ITIL 4 Strategic Leader – challenging the status quo in IT and digital
September 20, 2023 |
8 min read
In the second of our three-part series looking at ITIL’s learning and certification routes to greater career development, David Cannon talks us through the value of ITIL 4 Strategic Leader:
What is the need for both strategy and leadership skills in IT management?
The changes in digital technology – so fundamental to the way businesses work at every level – has brought the need to be strategic, wherever you work in an organization.
Introducing technology that changes the way people do their jobs means that users will function differently, business operations will evolve and products/services will change.
And the problems begin when investing in IT functionality that appears easy to use but is deceptively more complex. For example, while a cloud-based software application may be simple and inexpensive, how do you then access, merge and use its data? This involves extra cost and specialized data engineering skills.
Perhaps less pressing but still an issue is introducing applications and AI tools – such as bots to communicate with the service desk, interpret questions and help users find answers – which requires strategic thinking because, in practice, these tools are not so intuitive and need educating.
And what about leadership?
While the previously predominant form of overseeing people was through management, today we see a different style of directing in many organizations: more autonomous teams who are given a job to do and required to figure out the “what” and “how”.
Leadership – as opposed to management – is more about vision and purpose. And the more digital an organization is, the less programmed and predetermined its decisions are. Therefore, a leader needs to ensure a team includes people with the right skills and knowledge; provides them with the necessary tools and funding and removes any “roadblocks” to getting the job done.

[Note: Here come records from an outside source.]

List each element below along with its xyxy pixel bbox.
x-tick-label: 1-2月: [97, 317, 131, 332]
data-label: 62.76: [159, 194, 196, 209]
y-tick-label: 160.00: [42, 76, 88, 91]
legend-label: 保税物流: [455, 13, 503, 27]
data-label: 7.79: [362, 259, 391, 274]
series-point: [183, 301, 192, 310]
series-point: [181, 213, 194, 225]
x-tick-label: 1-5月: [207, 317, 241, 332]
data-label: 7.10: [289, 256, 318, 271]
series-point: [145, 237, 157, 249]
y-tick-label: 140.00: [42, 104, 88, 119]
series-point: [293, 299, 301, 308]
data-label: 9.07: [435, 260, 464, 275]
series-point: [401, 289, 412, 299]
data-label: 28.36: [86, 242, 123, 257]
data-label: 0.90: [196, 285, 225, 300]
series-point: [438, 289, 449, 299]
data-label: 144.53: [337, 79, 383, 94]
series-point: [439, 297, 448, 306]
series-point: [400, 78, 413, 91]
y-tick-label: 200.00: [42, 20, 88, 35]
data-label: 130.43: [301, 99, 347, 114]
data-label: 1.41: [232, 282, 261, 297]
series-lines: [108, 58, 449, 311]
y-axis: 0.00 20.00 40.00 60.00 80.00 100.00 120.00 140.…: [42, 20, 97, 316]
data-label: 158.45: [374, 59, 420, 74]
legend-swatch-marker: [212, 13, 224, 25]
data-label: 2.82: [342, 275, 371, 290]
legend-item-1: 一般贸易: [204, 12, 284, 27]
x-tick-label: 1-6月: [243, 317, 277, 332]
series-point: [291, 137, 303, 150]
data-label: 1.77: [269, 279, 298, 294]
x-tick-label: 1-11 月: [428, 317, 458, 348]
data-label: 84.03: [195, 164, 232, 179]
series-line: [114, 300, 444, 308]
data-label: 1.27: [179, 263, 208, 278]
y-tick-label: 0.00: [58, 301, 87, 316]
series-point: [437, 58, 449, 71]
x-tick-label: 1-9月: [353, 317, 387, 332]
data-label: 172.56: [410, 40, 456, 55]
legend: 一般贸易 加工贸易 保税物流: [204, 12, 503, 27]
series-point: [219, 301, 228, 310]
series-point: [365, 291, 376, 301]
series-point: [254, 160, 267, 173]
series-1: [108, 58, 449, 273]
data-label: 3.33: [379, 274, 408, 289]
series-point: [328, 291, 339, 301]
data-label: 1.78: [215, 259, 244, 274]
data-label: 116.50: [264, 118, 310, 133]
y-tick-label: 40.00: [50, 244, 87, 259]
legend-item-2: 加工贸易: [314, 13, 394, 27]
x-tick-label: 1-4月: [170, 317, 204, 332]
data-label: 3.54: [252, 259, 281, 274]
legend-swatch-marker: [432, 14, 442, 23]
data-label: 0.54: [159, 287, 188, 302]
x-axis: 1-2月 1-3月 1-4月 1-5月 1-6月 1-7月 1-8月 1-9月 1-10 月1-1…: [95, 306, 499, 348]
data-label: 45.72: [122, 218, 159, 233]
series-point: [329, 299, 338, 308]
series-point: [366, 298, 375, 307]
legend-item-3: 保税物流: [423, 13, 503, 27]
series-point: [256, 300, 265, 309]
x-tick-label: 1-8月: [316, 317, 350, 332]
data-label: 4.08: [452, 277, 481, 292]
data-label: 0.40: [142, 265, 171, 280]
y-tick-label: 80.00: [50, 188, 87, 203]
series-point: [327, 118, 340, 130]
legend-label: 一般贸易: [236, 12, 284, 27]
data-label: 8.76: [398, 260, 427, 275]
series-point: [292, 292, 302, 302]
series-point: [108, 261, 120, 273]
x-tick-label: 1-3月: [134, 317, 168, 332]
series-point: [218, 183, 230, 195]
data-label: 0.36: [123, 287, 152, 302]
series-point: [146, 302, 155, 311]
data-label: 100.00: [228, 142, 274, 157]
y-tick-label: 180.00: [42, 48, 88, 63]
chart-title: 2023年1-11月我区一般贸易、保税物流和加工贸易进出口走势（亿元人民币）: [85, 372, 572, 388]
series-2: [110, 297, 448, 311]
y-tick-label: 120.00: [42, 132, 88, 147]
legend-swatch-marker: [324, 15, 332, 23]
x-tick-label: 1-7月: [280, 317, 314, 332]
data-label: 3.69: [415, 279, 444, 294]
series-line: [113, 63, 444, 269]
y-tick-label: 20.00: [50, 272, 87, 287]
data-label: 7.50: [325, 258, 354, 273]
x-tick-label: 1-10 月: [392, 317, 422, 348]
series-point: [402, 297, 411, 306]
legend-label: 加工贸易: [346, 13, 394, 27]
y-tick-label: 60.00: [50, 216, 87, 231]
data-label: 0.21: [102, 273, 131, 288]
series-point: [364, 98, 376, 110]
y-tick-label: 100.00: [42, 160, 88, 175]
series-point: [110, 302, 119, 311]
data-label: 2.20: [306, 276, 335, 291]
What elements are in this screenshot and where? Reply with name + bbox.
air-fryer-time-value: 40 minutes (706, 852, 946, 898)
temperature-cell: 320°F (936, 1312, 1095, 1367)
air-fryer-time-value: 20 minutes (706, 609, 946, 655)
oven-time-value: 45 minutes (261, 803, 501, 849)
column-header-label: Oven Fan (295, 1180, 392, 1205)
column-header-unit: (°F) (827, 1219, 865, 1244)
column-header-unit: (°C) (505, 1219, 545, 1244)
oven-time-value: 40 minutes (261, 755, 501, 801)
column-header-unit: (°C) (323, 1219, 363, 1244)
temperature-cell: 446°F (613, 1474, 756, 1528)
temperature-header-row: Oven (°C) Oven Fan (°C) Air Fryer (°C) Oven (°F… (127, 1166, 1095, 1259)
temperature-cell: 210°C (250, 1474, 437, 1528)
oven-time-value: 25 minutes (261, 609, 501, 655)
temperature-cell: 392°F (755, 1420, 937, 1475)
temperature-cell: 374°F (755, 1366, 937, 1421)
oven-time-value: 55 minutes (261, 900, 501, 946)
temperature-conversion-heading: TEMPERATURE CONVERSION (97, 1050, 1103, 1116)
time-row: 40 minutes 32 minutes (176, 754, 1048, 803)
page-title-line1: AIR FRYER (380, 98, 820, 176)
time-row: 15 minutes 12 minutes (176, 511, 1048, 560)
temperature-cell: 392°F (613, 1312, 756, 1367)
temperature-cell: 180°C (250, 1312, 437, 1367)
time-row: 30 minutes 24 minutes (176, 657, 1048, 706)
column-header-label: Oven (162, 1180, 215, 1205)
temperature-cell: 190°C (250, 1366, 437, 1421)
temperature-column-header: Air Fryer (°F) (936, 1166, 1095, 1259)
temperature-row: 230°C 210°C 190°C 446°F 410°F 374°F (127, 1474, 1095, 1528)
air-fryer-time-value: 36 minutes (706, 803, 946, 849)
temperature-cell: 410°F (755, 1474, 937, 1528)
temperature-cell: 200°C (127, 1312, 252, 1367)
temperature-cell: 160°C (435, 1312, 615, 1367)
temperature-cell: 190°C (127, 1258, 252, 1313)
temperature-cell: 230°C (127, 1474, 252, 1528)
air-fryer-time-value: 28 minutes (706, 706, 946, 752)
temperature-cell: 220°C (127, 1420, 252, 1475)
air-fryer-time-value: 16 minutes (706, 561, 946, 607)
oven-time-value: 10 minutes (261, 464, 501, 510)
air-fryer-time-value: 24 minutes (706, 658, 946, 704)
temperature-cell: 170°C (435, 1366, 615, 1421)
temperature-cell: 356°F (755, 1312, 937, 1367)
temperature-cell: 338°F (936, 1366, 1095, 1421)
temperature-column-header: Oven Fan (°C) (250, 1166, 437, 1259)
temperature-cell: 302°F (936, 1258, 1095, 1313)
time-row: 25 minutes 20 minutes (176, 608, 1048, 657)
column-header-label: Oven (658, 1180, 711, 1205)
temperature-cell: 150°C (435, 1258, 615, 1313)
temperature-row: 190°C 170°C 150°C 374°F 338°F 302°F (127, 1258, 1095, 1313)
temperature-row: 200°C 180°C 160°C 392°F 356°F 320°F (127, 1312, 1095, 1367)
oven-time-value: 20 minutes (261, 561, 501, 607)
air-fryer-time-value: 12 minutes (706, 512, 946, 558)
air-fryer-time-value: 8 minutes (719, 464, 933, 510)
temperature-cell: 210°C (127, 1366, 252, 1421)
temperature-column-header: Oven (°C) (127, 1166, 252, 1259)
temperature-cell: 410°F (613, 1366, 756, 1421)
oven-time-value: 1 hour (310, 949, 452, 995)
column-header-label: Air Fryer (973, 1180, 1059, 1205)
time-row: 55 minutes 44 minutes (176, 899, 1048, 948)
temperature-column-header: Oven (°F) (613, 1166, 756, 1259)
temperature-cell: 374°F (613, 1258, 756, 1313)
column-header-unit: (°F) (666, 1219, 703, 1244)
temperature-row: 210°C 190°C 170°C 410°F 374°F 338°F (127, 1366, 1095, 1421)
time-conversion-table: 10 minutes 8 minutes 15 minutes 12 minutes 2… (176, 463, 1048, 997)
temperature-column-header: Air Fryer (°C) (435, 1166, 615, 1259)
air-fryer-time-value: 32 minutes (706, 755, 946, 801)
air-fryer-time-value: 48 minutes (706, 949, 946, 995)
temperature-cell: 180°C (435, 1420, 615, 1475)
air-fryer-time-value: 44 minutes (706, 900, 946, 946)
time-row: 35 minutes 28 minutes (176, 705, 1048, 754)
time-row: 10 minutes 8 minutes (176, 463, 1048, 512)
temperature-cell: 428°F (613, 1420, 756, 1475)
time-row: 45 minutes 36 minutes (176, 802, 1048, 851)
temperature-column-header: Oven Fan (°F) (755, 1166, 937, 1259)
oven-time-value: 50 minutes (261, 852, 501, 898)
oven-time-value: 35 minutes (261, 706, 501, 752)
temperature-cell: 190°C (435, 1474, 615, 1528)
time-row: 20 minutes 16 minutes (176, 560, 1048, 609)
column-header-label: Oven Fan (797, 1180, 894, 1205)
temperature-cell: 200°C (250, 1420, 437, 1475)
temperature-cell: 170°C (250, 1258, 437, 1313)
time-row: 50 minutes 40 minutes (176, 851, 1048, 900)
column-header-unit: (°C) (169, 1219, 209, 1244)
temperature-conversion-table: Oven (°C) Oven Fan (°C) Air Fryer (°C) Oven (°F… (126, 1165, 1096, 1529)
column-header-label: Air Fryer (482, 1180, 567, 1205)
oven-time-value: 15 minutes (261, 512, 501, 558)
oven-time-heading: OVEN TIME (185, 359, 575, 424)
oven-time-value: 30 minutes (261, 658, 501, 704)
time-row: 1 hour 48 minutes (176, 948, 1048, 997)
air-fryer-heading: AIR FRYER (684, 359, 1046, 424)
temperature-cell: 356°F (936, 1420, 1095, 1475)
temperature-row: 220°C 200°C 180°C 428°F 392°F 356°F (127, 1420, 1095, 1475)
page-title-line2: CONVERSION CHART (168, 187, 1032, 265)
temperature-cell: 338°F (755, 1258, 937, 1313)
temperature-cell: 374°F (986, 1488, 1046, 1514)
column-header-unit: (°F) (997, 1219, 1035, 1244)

ITIL 4 Strategic Leader – what’s the relevance today?
The shift to ITIL 4 from ITIL v3 was partly driven by the move in organizations away from a single group managing technology on-premise. With cloud technology, anyone in an enterprise can access, acquire, and manage digital services.
Now, IT departments working in this cloud-based context must engage with business units developing their own apps for customers and help them manage and secure these technology products. This means an even greater need for service management, especially given all the variables and costs involved.

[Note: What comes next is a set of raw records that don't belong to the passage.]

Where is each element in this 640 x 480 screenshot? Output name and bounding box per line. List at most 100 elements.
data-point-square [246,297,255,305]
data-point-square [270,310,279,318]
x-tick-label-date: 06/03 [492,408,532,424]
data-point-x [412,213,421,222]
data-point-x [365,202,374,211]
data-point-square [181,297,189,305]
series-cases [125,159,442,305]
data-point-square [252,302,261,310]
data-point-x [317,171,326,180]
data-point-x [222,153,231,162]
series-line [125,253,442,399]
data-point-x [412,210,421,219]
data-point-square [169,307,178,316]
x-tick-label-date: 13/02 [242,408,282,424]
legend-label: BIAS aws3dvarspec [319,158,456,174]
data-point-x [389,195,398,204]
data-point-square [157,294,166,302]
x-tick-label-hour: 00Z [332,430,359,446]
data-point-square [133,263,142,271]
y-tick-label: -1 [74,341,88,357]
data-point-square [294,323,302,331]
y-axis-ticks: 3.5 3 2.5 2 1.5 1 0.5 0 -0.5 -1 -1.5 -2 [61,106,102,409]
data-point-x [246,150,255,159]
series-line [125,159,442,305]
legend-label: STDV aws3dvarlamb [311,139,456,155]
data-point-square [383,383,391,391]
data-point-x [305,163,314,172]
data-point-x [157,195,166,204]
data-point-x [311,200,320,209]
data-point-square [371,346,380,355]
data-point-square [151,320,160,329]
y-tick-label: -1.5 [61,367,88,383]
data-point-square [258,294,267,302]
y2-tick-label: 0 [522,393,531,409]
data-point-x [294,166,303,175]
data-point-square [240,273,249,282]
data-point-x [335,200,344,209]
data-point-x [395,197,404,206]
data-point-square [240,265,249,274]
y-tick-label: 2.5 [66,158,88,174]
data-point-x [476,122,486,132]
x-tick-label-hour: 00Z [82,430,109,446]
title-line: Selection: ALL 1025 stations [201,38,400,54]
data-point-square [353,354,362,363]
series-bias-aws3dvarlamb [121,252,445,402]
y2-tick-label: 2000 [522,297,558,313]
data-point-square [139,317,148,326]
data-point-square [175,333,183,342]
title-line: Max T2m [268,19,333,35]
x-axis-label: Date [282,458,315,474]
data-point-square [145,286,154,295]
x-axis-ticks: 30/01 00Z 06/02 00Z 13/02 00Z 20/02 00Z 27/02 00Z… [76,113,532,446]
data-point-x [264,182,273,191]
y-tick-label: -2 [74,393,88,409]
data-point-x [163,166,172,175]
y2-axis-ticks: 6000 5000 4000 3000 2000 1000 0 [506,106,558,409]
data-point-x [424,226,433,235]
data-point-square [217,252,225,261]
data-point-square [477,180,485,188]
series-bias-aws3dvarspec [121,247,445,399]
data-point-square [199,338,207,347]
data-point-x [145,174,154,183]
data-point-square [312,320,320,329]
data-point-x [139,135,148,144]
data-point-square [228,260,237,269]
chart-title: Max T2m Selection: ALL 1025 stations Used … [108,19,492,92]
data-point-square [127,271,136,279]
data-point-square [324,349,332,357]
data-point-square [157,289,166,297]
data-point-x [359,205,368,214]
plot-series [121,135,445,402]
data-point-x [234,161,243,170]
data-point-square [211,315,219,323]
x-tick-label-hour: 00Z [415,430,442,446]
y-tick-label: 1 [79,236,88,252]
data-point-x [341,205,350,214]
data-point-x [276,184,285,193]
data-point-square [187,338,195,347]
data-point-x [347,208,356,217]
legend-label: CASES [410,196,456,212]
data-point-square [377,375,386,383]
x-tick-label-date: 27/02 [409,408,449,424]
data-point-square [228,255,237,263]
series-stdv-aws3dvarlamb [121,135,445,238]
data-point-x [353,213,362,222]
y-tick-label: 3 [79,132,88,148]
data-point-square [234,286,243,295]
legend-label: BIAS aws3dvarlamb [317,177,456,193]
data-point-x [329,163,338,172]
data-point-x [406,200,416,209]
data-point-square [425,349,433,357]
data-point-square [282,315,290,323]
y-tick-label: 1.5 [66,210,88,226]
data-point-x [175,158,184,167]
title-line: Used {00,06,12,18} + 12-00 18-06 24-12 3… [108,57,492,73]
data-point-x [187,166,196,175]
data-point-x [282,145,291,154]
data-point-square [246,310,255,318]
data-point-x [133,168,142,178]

And this is one reason why the knowledge and competencies contained in the modules that make up ITIL 4 Strategic Leader remain so vital. Another is the advent of AI and the expectation among some people that AI will automatically be able to identify and apply ways to manage digital technology, while exploring new business opportunities. I think this is a complete misunderstanding of AI and simply doesn’t work. Ultimately, as leadership and strategy are critical, it’s down to people to decide the future of a company, not machines.
ITIL 4 Strategist: Direct, Plan and Improve (DPI) – enterprise-wide thinking
Within the ITIL 4 Strategic Leader learning and certification route, the Direct, Plan and Improve (DPI) module asks practitioners to look beyond their teams to the wider enterprise and their role within it.
Many people and organizations struggle to think of their enterprise as a whole, resulting in silos and a focus on individual team interests.
When digital transformation is limited to the departmental level rather than taking a holistic approach, it creates disconnected projects trying to solve a small number of business/technology problems, rather than transforming the entire business.
Therefore, the knowledge and skills in DPI are about understanding, consolidating and driving enterprise-wide digital transformation in a concerted way.
Organizational change and continual improvement are still – in 2023 – very much a work in progress; to coin a space age analogy, we’re moving at the speed of light with a spaceship that’s in danger of falling to pieces.
If established companies are not thinking more broadly about new business models, they risk failing against disruptive newcomers.
ITIL 4 Leader: Digital and IT Strategy – where are we going to?
If companies want to be truly effective in their digital strategy, they need to focus on business sustainability – in other words, thinking five to ten years ahead. Paradoxically, most organizations remain more focused on a quarter-by-quarter basis.
The second module within ITIL 4 Strategic Leader – Digital and IT Strategy – helps you work out where you are now, what you can hope to be, what capability you need to change, what type of organization you want to be and how you’re going to get there.
It helps set a vision, define how the business needs to change and how to manage and adjust along the journey. It focuses on business and operating models; for today and the future, while devising a transition plan between the two.
And ITIL 4 Leader: Digital and IT Strategy helps practitioners understand the role of innovation in an organization: how to encourage it and view innovation as a core competency. This also means monitoring and measuring your own technology development against the industry at large; knowing how to be adaptable and switch quickly when necessary.
While ITIL 4’s Managing Professional learning and certification route is there to ensure the organization meets its existing commitments, ITIL 4 Strategic Leader continually challenges the status quo and looks for new opportunities to get better, both today and tomorrow.